Walter Plowden

Walter Charles Metcalf Chichele Plowden (3 August 1820 – 13 March 1860)[1] was a British diplomat, consul at Massawa on the Red Sea coast from 1848 to his death. He played a role in Ethiopian politics in the mid 19th-century: during his tenure he cultivated the friendship of first Ras Ali, and later the Ethiopian emperor Tewodros II.

Plowden's grave, Gondar

J. R. Hooker remarks that "as a political agent, Plowden was valuable; as a writer of travel literature he was engaging and intelligent; but as a consul he was useless, his commercial reports being limited to three in 1852. He was never at his post after 1855."[2]

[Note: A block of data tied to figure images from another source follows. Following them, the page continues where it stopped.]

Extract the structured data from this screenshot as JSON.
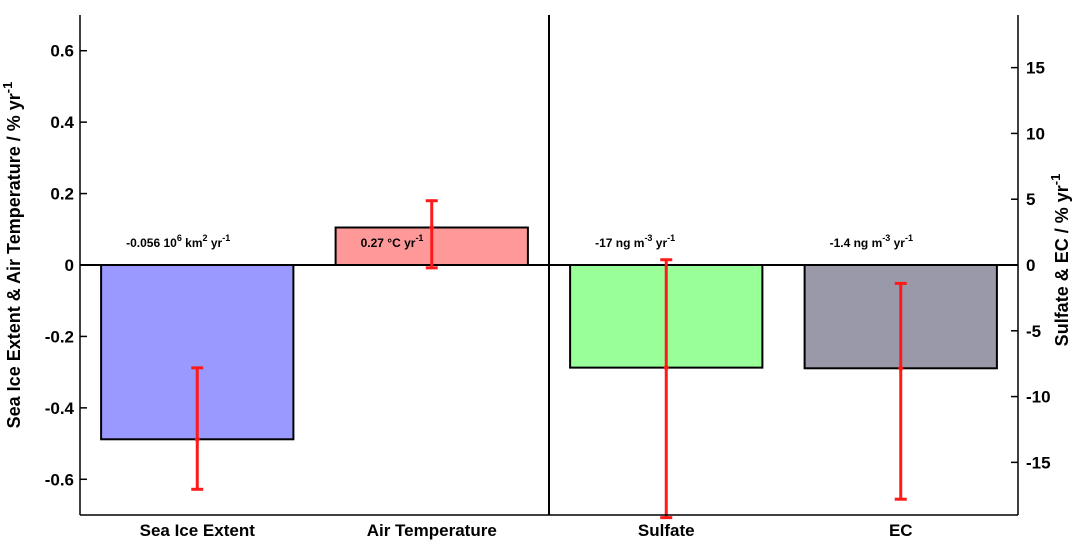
{
  "chart_data": {
    "type": "bar",
    "categories": [
      "Sea Ice Extent",
      "Air Temperature",
      "Sulfate",
      "EC"
    ],
    "values_percent_per_year": [
      -0.488,
      0.105,
      -7.8,
      -7.85
    ],
    "error_bars": [
      {
        "low": -0.628,
        "high": -0.288
      },
      {
        "low": -0.008,
        "high": 0.18
      },
      {
        "low": -19.2,
        "high": 0.4
      },
      {
        "low": -17.8,
        "high": -1.4
      }
    ],
    "axis_assignment": [
      "left",
      "left",
      "right",
      "right"
    ],
    "annotations": [
      {
        "base": "-0.056 10",
        "sup1": "6",
        "mid": " km",
        "sup2": "2",
        "tail": " yr",
        "sup3": "-1"
      },
      {
        "base": "0.27 °C yr",
        "sup1": "-1",
        "mid": "",
        "sup2": "",
        "tail": "",
        "sup3": ""
      },
      {
        "base": "-17 ng m",
        "sup1": "-3",
        "mid": " yr",
        "sup2": "-1",
        "tail": "",
        "sup3": ""
      },
      {
        "base": "-1.4 ng m",
        "sup1": "-3",
        "mid": " yr",
        "sup2": "-1",
        "tail": "",
        "sup3": ""
      }
    ],
    "colors": [
      "#9999ff",
      "#ff9999",
      "#99ff99",
      "#9999aa"
    ],
    "error_color": "#ff1a1a",
    "left_axis": {
      "label_main": "Sea Ice Extent & Air Temperature / % yr",
      "label_sup": "-1",
      "ylim": [
        -0.7,
        0.7
      ],
      "ticks": [
        -0.6,
        -0.4,
        -0.2,
        0,
        0.2,
        0.4,
        0.6
      ],
      "tick_labels": [
        "-0.6",
        "-0.4",
        "-0.2",
        "0",
        "0.2",
        "0.4",
        "0.6"
      ]
    },
    "right_axis": {
      "label_main": "Sulfate & EC / % yr",
      "label_sup": "-1",
      "ylim": [
        -19.0,
        19.0
      ],
      "ticks": [
        -15,
        -10,
        -5,
        0,
        5,
        10,
        15
      ],
      "tick_labels": [
        "-15",
        "-10",
        "-5",
        "0",
        "5",
        "10",
        "15"
      ]
    },
    "grid": false,
    "legend": "none"
  }
}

In 1860, Plowden was murdered aged 39 during a journey between Gondar and the Red Sea by a follower of Agew Niguse, a warlord hostile to Tewodros. Plowden was interred in the Royal Enclosure, next to the Gemjabet Mariyam church. His writings were published as Travels in Abyssinia and the Galla Country, with an account of a mission to Ras Ali in 1848 by his brother in London in 1868.[3]

References

  1. Plowden, Walter F. C. Chicheley (1914). Records of the Chicheley Plowdens, AD 1590–1913. London: Heath, Cranton & Ouseley. Retrieved 11 August 2014 via The Internet Archive.
  2. Hooker, "The Foreign Office and the 'Abyssinian Captives'", Journal of African History, 2 (1961), p. 245
  3. Plowden, Walter Chichele (1868). Plowden, Trevor Chichele (ed.). Travels in Abyssinia and the Galla Country, with an account of a mission to Ras Ali in 1848. London: Longmans, Green and Co. Retrieved 12 August 2014 via The Internet Archive.